The Kim No incident paled in the face of violent protests since May by residents of Thai Binh province, 50 miles southeast of Hanoi. The Foreign Ministry played down the unrest claiming it was caused by "discontented elements and those harboring private disagreements." But Reuters on August 6 reported that 3,000 farmers from neighboring villages converged on the city of Thai Binh to protest new taxes and corruption by local officials. Thoi Bao and Xay Dung, two Vietnamese-language publications based in San Jose, Ca., reported that the farmers, led by decorated veterans, even arrested local party officials and razed their homes. Other unconfirmed reports suggest that the protest movement has spread to three neighboring provinces.

Vietnam watchers attribute peasant unrest to worsening economic conditions in the rural areas. Farmers in one province near Thai Binh reportedly have to pay eight types of taxes to the central government and make six contributions to local officials. Meanwhile, the income gap between urban dwellers and rural residents is widening. The average annual income per head in Ho Chi Minh City is estimated to be around US$1,000, while it is stuck at about US$50 in places like Thai Binh.

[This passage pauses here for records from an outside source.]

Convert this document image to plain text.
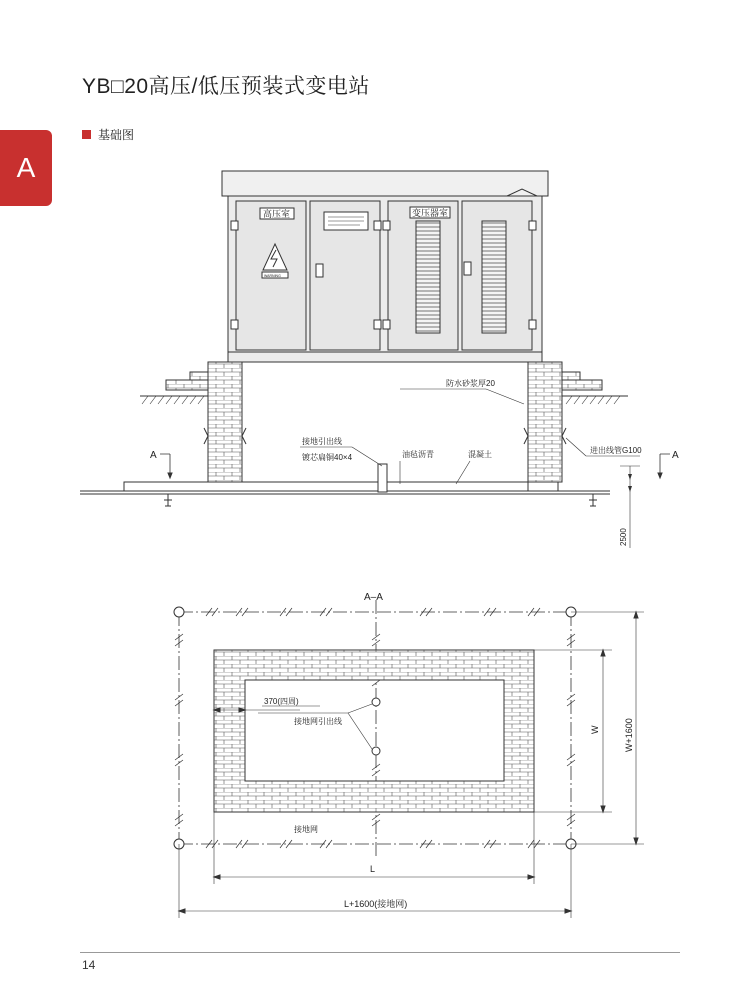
A
YB□20高压/低压预装式变电站
基础图
高压室	变压器室
WARNING
防水砂浆厚20
接地引出线
镀芯扁铜40×4	油毡沥青	混凝土	进出线管G100
A	A
2500
A–A
370(四周)
接地网引出线
接地网
W	W+1600
L
L+1600(接地网)
14
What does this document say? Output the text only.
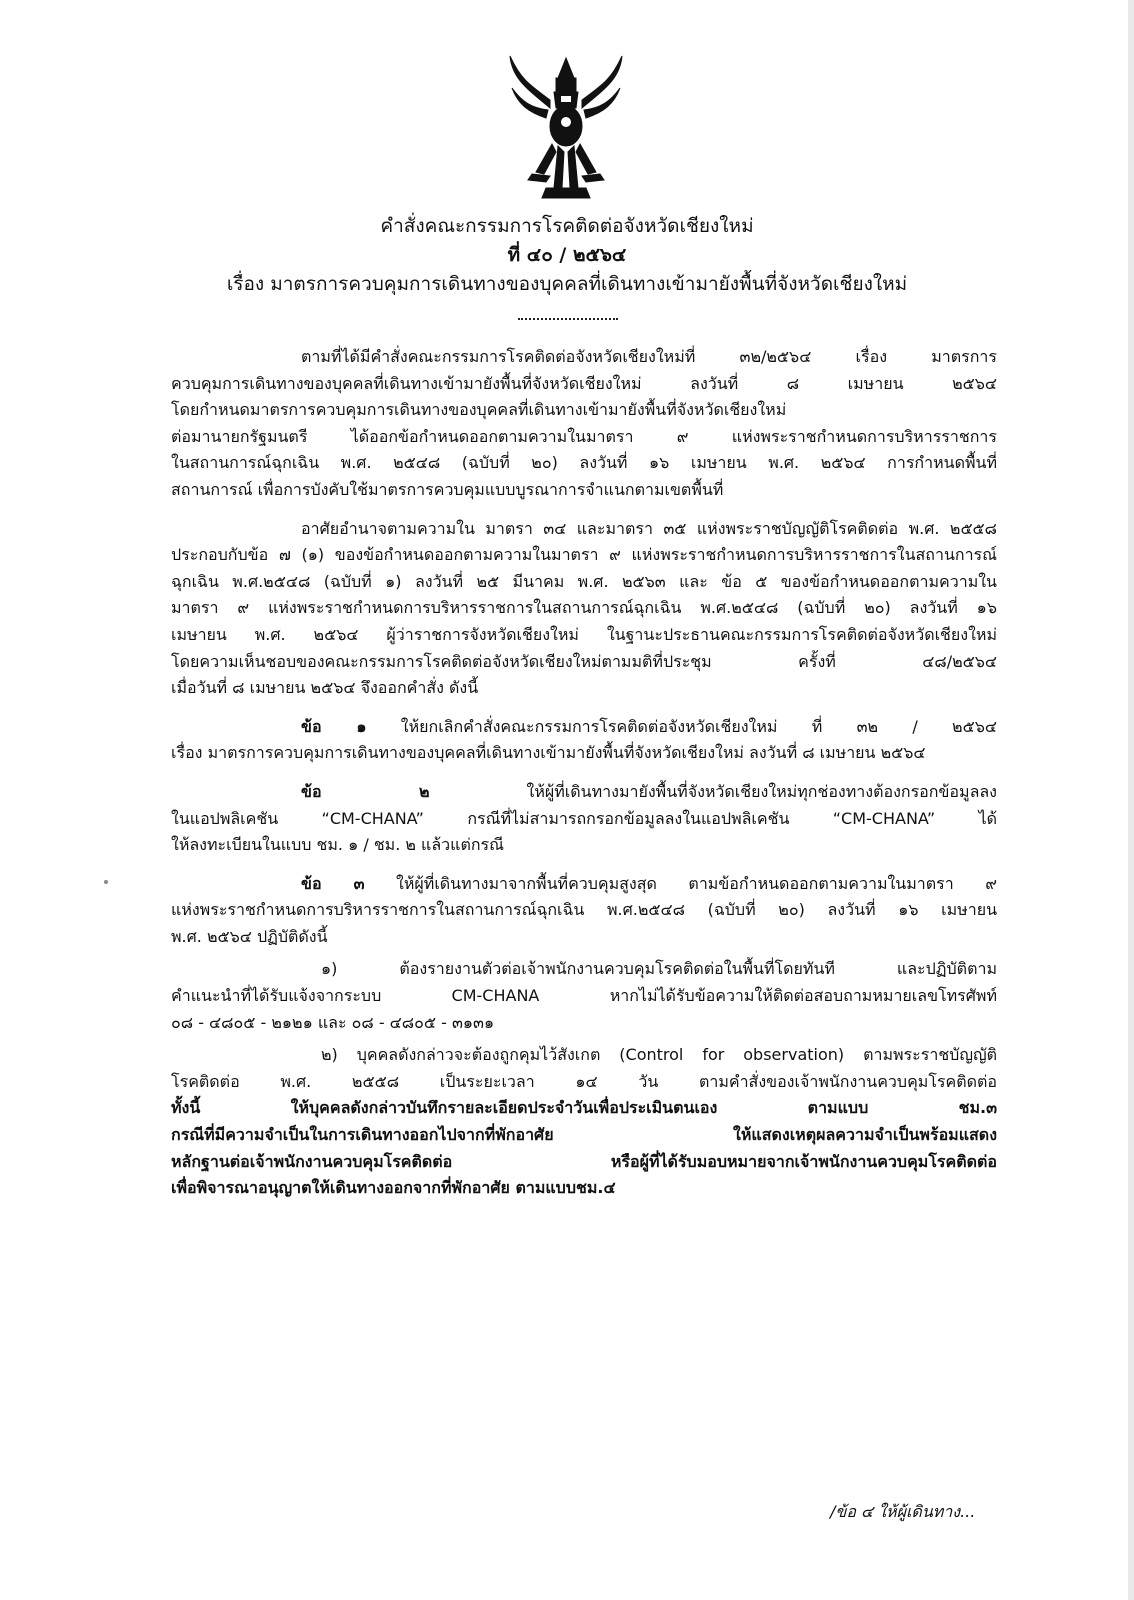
คำสั่งคณะกรรมการโรคติดต่อจังหวัดเชียงใหม่
ที่ ๔๐ / ๒๕๖๔
เรื่อง มาตรการควบคุมการเดินทางของบุคคลที่เดินทางเข้ามายังพื้นที่จังหวัดเชียงใหม่
ตามที่ได้มีคำสั่งคณะกรรมการโรคติดต่อจังหวัดเชียงใหม่ที่ ๓๒/๒๕๖๔ เรื่อง มาตรการ
ควบคุมการเดินทางของบุคคลที่เดินทางเข้ามายังพื้นที่จังหวัดเชียงใหม่ ลงวันที่ ๘ เมษายน ๒๕๖๔
โดยกำหนดมาตรการควบคุมการเดินทางของบุคคลที่เดินทางเข้ามายังพื้นที่จังหวัดเชียงใหม่
ต่อมานายกรัฐมนตรี ได้ออกข้อกำหนดออกตามความในมาตรา ๙ แห่งพระราชกำหนดการบริหารราชการ
ในสถานการณ์ฉุกเฉิน พ.ศ. ๒๕๔๘ (ฉบับที่ ๒๐) ลงวันที่ ๑๖ เมษายน พ.ศ. ๒๕๖๔ การกำหนดพื้นที่
สถานการณ์ เพื่อการบังคับใช้มาตรการควบคุมแบบบูรณาการจำแนกตามเขตพื้นที่
อาศัยอำนาจตามความใน มาตรา ๓๔ และมาตรา ๓๕ แห่งพระราชบัญญัติโรคติดต่อ พ.ศ. ๒๕๕๘
ประกอบกับข้อ ๗ (๑) ของข้อกำหนดออกตามความในมาตรา ๙ แห่งพระราชกำหนดการบริหารราชการในสถานการณ์
ฉุกเฉิน พ.ศ.๒๕๔๘ (ฉบับที่ ๑) ลงวันที่ ๒๕ มีนาคม พ.ศ. ๒๕๖๓ และ ข้อ ๕ ของข้อกำหนดออกตามความใน
มาตรา ๙ แห่งพระราชกำหนดการบริหารราชการในสถานการณ์ฉุกเฉิน พ.ศ.๒๕๔๘ (ฉบับที่ ๒๐) ลงวันที่ ๑๖
เมษายน พ.ศ. ๒๕๖๔ ผู้ว่าราชการจังหวัดเชียงใหม่ ในฐานะประธานคณะกรรมการโรคติดต่อจังหวัดเชียงใหม่
โดยความเห็นชอบของคณะกรรมการโรคติดต่อจังหวัดเชียงใหม่ตามมติที่ประชุม ครั้งที่ ๔๘/๒๕๖๔
เมื่อวันที่ ๘ เมษายน ๒๕๖๔ จึงออกคำสั่ง ดังนี้
ข้อ ๑ ให้ยกเลิกคำสั่งคณะกรรมการโรคติดต่อจังหวัดเชียงใหม่ ที่ ๓๒ / ๒๕๖๔
เรื่อง มาตรการควบคุมการเดินทางของบุคคลที่เดินทางเข้ามายังพื้นที่จังหวัดเชียงใหม่ ลงวันที่ ๘ เมษายน ๒๕๖๔
ข้อ ๒	ให้ผู้ที่เดินทางมายังพื้นที่จังหวัดเชียงใหม่ทุกช่องทางต้องกรอกข้อมูลลง
ในแอปพลิเคชัน “CM-CHANA” กรณีที่ไม่สามารถกรอกข้อมูลลงในแอปพลิเคชัน “CM-CHANA” ได้
ให้ลงทะเบียนในแบบ ชม. ๑ / ชม. ๒ แล้วแต่กรณี
ข้อ ๓ ให้ผู้ที่เดินทางมาจากพื้นที่ควบคุมสูงสุด ตามข้อกำหนดออกตามความในมาตรา ๙
แห่งพระราชกำหนดการบริหารราชการในสถานการณ์ฉุกเฉิน พ.ศ.๒๕๔๘ (ฉบับที่ ๒๐) ลงวันที่ ๑๖ เมษายน
พ.ศ. ๒๕๖๔ ปฏิบัติดังนี้
๑) ต้องรายงานตัวต่อเจ้าพนักงานควบคุมโรคติดต่อในพื้นที่โดยทันที และปฏิบัติตาม
คำแนะนำที่ได้รับแจ้งจากระบบ CM-CHANA หากไม่ได้รับข้อความให้ติดต่อสอบถามหมายเลขโทรศัพท์
๐๘ - ๔๘๐๕ - ๒๑๒๑ และ ๐๘ - ๔๘๐๕ - ๓๑๓๑
๒) บุคคลดังกล่าวจะต้องถูกคุมไว้สังเกต (Control for observation) ตามพระราชบัญญัติ
โรคติดต่อ พ.ศ. ๒๕๕๘ เป็นระยะเวลา ๑๔ วัน ตามคำสั่งของเจ้าพนักงานควบคุมโรคติดต่อ
ทั้งนี้ ให้บุคคลดังกล่าวบันทึกรายละเอียดประจำวันเพื่อประเมินตนเอง ตามแบบ ชม.๓
กรณีที่มีความจำเป็นในการเดินทางออกไปจากที่พักอาศัย ให้แสดงเหตุผลความจำเป็นพร้อมแสดง
หลักฐานต่อเจ้าพนักงานควบคุมโรคติดต่อ หรือผู้ที่ได้รับมอบหมายจากเจ้าพนักงานควบคุมโรคติดต่อ
เพื่อพิจารณาอนุญาตให้เดินทางออกจากที่พักอาศัย ตามแบบชม.๔
/ข้อ ๔ ให้ผู้เดินทาง...
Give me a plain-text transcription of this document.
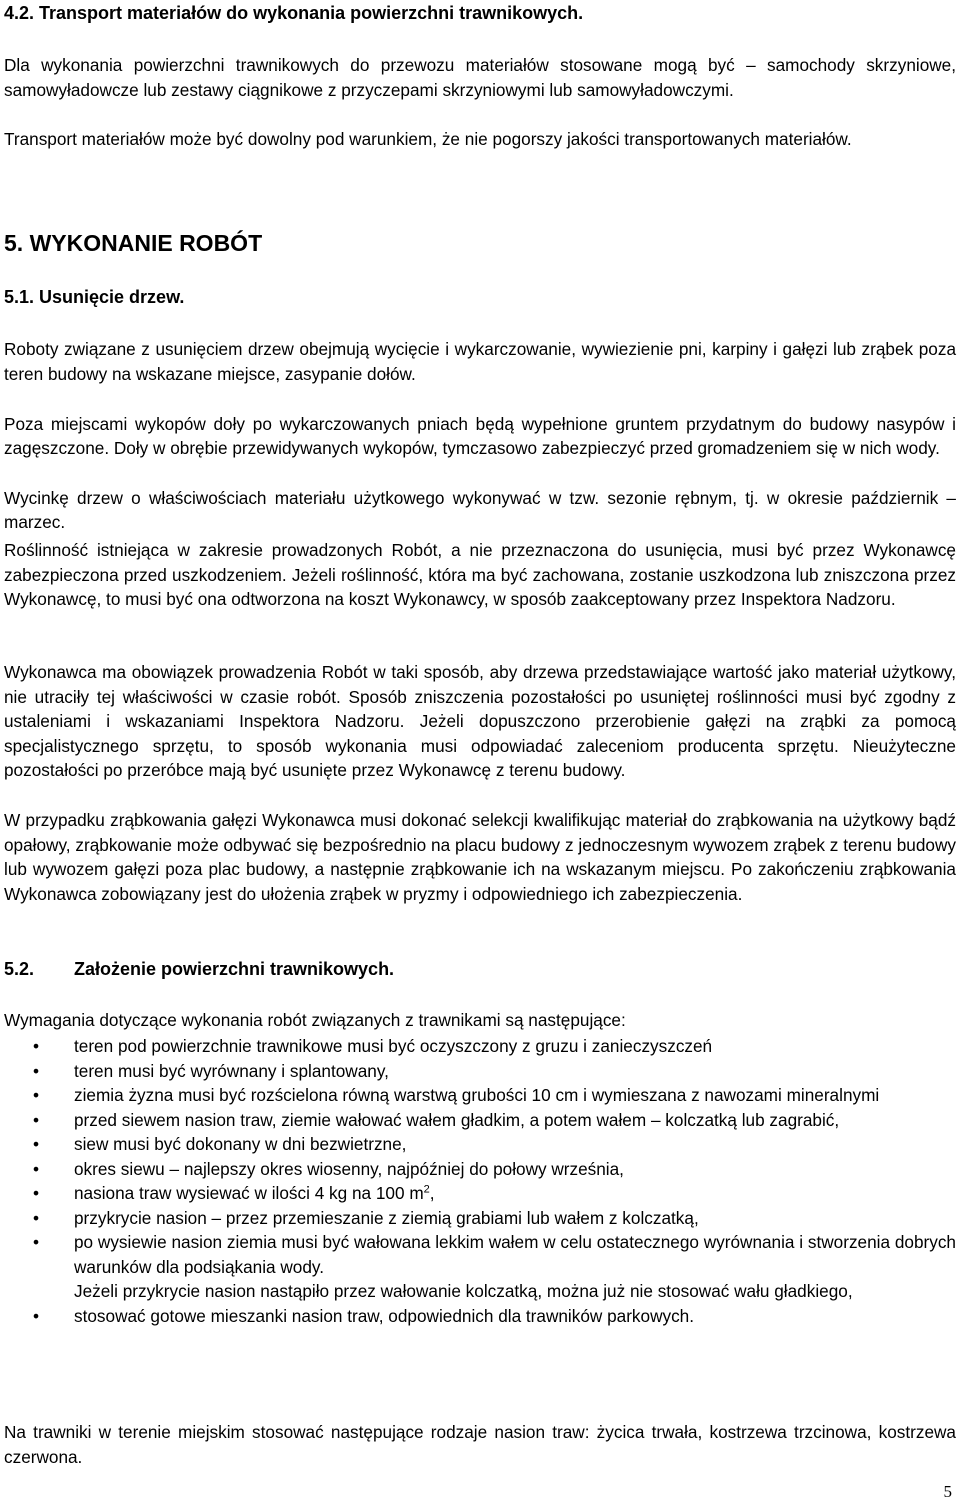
4.2. Transport materiałów do wykonania powierzchni trawnikowych.
Dla wykonania powierzchni trawnikowych do przewozu materiałów stosowane mogą być – samochody skrzyniowe, samowyładowcze lub zestawy ciągnikowe z przyczepami skrzyniowymi lub samowyładowczymi.
Transport materiałów może być dowolny pod warunkiem, że nie pogorszy jakości transportowanych materiałów.
5. WYKONANIE ROBÓT
5.1. Usunięcie drzew.
Roboty związane z usunięciem drzew obejmują wycięcie i wykarczowanie, wywiezienie pni, karpiny i gałęzi lub zrąbek poza teren budowy na wskazane miejsce, zasypanie dołów.
Poza miejscami wykopów doły po wykarczowanych pniach będą wypełnione gruntem przydatnym do budowy nasypów i zagęszczone. Doły w obrębie przewidywanych wykopów, tymczasowo zabezpieczyć przed gromadzeniem się w nich wody.
Wycinkę drzew o właściwościach materiału użytkowego wykonywać w tzw. sezonie rębnym, tj. w okresie październik – marzec.
Roślinność istniejąca w zakresie prowadzonych Robót, a nie przeznaczona do usunięcia, musi być przez Wykonawcę zabezpieczona przed uszkodzeniem. Jeżeli roślinność, która ma być zachowana, zostanie uszkodzona lub zniszczona przez Wykonawcę, to musi być ona odtworzona na koszt Wykonawcy, w sposób zaakceptowany przez Inspektora Nadzoru.
Wykonawca ma obowiązek prowadzenia Robót w taki sposób, aby drzewa przedstawiające wartość jako materiał użytkowy, nie utraciły tej właściwości w czasie robót. Sposób zniszczenia pozostałości po usuniętej roślinności musi być zgodny z ustaleniami i wskazaniami Inspektora Nadzoru. Jeżeli dopuszczono przerobienie gałęzi na zrąbki za pomocą specjalistycznego sprzętu, to sposób wykonania musi odpowiadać zaleceniom producenta sprzętu. Nieużyteczne pozostałości po przeróbce mają być usunięte przez Wykonawcę z terenu budowy.
W przypadku zrąbkowania gałęzi Wykonawca musi dokonać selekcji kwalifikując materiał do zrąbkowania na użytkowy bądź opałowy, zrąbkowanie może odbywać się bezpośrednio na placu budowy z jednoczesnym wywozem zrąbek z terenu budowy lub wywozem gałęzi poza plac budowy, a następnie zrąbkowanie ich na wskazanym miejscu. Po zakończeniu zrąbkowania Wykonawca zobowiązany jest do ułożenia zrąbek w pryzmy i odpowiedniego ich zabezpieczenia.
5.2. Założenie powierzchni trawnikowych.
Wymagania dotyczące wykonania robót związanych z trawnikami są następujące:
• teren pod powierzchnie trawnikowe musi być oczyszczony z gruzu i zanieczyszczeń
• teren musi być wyrównany i splantowany,
• ziemia żyzna musi być rozścielona równą warstwą grubości 10 cm i wymieszana z nawozami mineralnymi
• przed siewem nasion traw, ziemie wałować wałem gładkim, a potem wałem – kolczatką lub zagrabić,
• siew musi być dokonany w dni bezwietrzne,
• okres siewu – najlepszy okres wiosenny, najpóźniej do połowy września,
• nasiona traw wysiewać w ilości 4 kg na 100 $m^2$,
• przykrycie nasion – przez przemieszanie z ziemią grabiami lub wałem z kolczatką,
• po wysiewie nasion ziemia musi być wałowana lekkim wałem w celu ostatecznego wyrównania i stworzenia dobrych warunków dla podsiąkania wody.
Jeżeli przykrycie nasion nastąpiło przez wałowanie kolczatką, można już nie stosować wału gładkiego,
• stosować gotowe mieszanki nasion traw, odpowiednich dla trawników parkowych.
Na trawniki w terenie miejskim stosować następujące rodzaje nasion traw: życica trwała, kostrzewa trzcinowa, kostrzewa czerwona.
5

Peasant discontent also stems from the unfair way the government has implemented its agrarian reforms. In 1988, the government deactivated the country's inefficient state cooperatives and distributed lands to peasants to encourage production. However, local party officials took the most productive lands for their families. In some instances, district and provincial party officials who were not local residents wound up with the best plots in the village.

Even as Vietnam's leaders have been groping with mounting problems at home, China has been busy dismantling the economic and political model they are so determined to follow. Last month, at President Jiang Zeming's instigation, the 15th Party Congress approved the mass privatization of state enterprises, the underpinnings of China's claims to socialism. And a leading Beijing University professor not only openly advocated drastic political reforms " including a new constitution, presidential elections in 25 years, an independent judiciary " but got away with it.

Vietnamese abroad are eagerly waiting to see whether Vietnam will emulate China's dramatic economic reforms and hints of political liberalization. The country's new leadership is younger, more educated and more pragmatic. One thing is certain: the rulers can not afford to alienate peasants who represent 80 percent of the population and whose support was critical in the country's victorious wars throughout this century.

Thai Binh, in particular, was the cradle not only of the communist revolution but of the struggles for freedom against French colonial rule in the 1930s. Vietnam's new leaders can not fail to notice the striking similarity between the uprisings of recent months in that province and its much glorified revolutionary activities of earlier decades.